The Fellowship of the Ring by J.R.R Tolkien (Harper Collins 1991) pp 69-73

Those who know and love The Lord of the Rings know that Tolkien does not exactly hurry to get his story started. This ought to be a problem. Most story tellers know that unless you have gained your readers’ attention within minutes you will have lost them for ever. And yet in the best selling work of fiction of the last hundred years its author simply does not seem to care. What we are treated to as the world-changing epic journey begins is the anachronistic tale of two gentlemen and their servant setting out for a walking holiday.

Even the more unsettling matters, Gandalf’s failure to make the rendezvous or the encounter between Gaffer Gamgee and the Nazgûl are not permitted to spoil the general sense of well being. At this point in the story the worst thing that can happen is a soreness of the shoulder caused by the rubbing of the straps on a backpack. Happy the man or woman whose problems in life are limited to things such as this.

There is only one thing that disturbs this sense of wellbeing and that is Frodo’s melancholy. If we were to take our Edwardian imagery just a little further then we might liken Frodo’s mood to that which was retrospectively applied to the beautiful summer of 1914. Each memory of that summer was to be marked for ever after by sadness. Those who survived the war would remember the ones who had been lost with whom they had shared that day. And so Frodo looks back at the lights of Hobbiton and of Bywater twinkling in the dark and wonders if he will ever see them again.

An inn in the Cotswolds by night

Pippin has no more concern than to make his journey to Buckland as comfortable as possible and so in the middle of the day on the first full day of walking he declares to his companions that although the road might go on for ever he cannot, at least without a rest. Frodo takes up Pippin’s reference to the road and begins to recite.

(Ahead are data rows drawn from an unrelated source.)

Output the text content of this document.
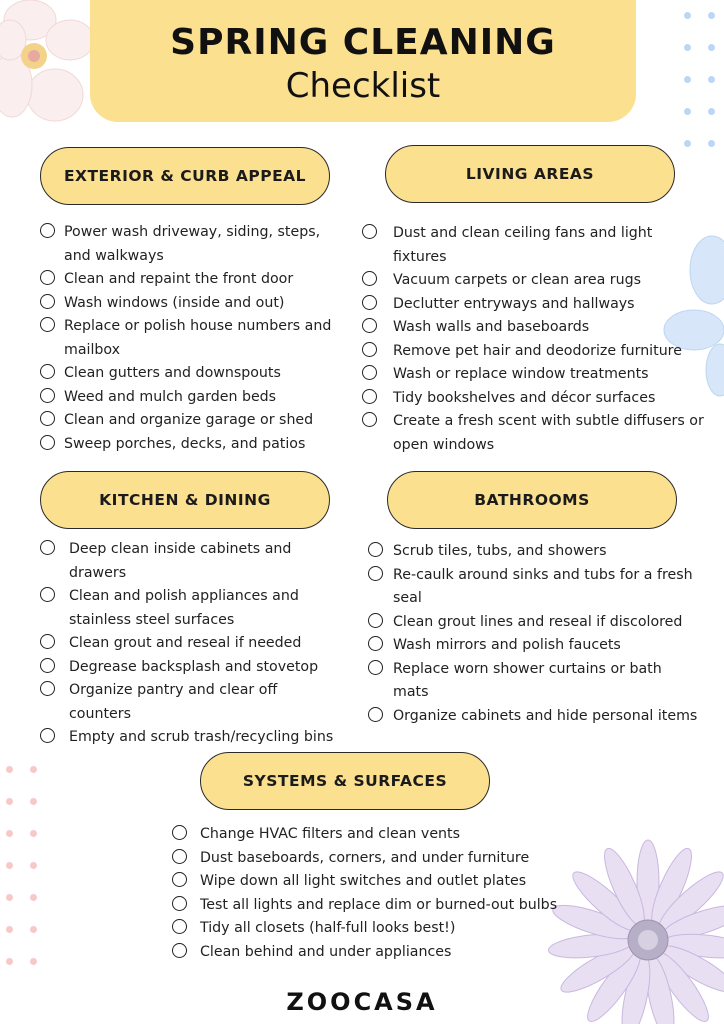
SPRING CLEANING
Checklist
EXTERIOR & CURB APPEAL
Power wash driveway, siding, steps, and walkways
Clean and repaint the front door
Wash windows (inside and out)
Replace or polish house numbers and mailbox
Clean gutters and downspouts
Weed and mulch garden beds
Clean and organize garage or shed
Sweep porches, decks, and patios
LIVING AREAS
Dust and clean ceiling fans and light fixtures
Vacuum carpets or clean area rugs
Declutter entryways and hallways
Wash walls and baseboards
Remove pet hair and deodorize furniture
Wash or replace window treatments
Tidy bookshelves and décor surfaces
Create a fresh scent with subtle diffusers or open windows
KITCHEN & DINING
Deep clean inside cabinets and drawers
Clean and polish appliances and stainless steel surfaces
Clean grout and reseal if needed
Degrease backsplash and stovetop
Organize pantry and clear off counters
Empty and scrub trash/recycling bins
BATHROOMS
Scrub tiles, tubs, and showers
Re-caulk around sinks and tubs for a fresh seal
Clean grout lines and reseal if discolored
Wash mirrors and polish faucets
Replace worn shower curtains or bath mats
Organize cabinets and hide personal items
SYSTEMS & SURFACES
Change HVAC filters and clean vents
Dust baseboards, corners, and under furniture
Wipe down all light switches and outlet plates
Test all lights and replace dim or burned-out bulbs
Tidy all closets (half-full looks best!)
Clean behind and under appliances
ZOOCASA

The Road goes ever on and on 
   Down from the door where it began. 
Now far ahead the Road has gone, 
   And I must follow if I can, 
Pursuing it with weary feet, 
   Until it joins some larger way, 
Where many paths and errands meet. 
   And whither then? I cannot say. 

It is not the stepping into the Road that is daunting. Even the great journeys come to an end eventually as Bilbo once pointed out. “Do you realise that this is the very path that goes through Mirkwood, and that if you let it, might take you to the Lonely Mountain?” And as you picture the mountain in your imagination its very loneliness calls you to follow the path. This call is to adventure and it makes your heart grow larger. But the “wither then?”, that sense that the Road may never end, that there might never be a homecoming, never a place to rest your head at the last, that is a different matter altogether. And that too is a possibility when you step out of your door and onto the Road.

Tolkien’s use of capital letters in a noun like this is always significant. This road is not a lane that takes you to a welcoming inn or the road to the home of a good friend. It is the Road. It is life itself and you do not know its final end. No wonder most people choose not to entertain such imaginings. They are much too big and most of us, maybe all of us, are much too small. A Gandalf, calling us to adventure, must cross our paths if we are to embark on such journeys. And when he does so the longing must be greater than the fear; at least until the journey is well underway.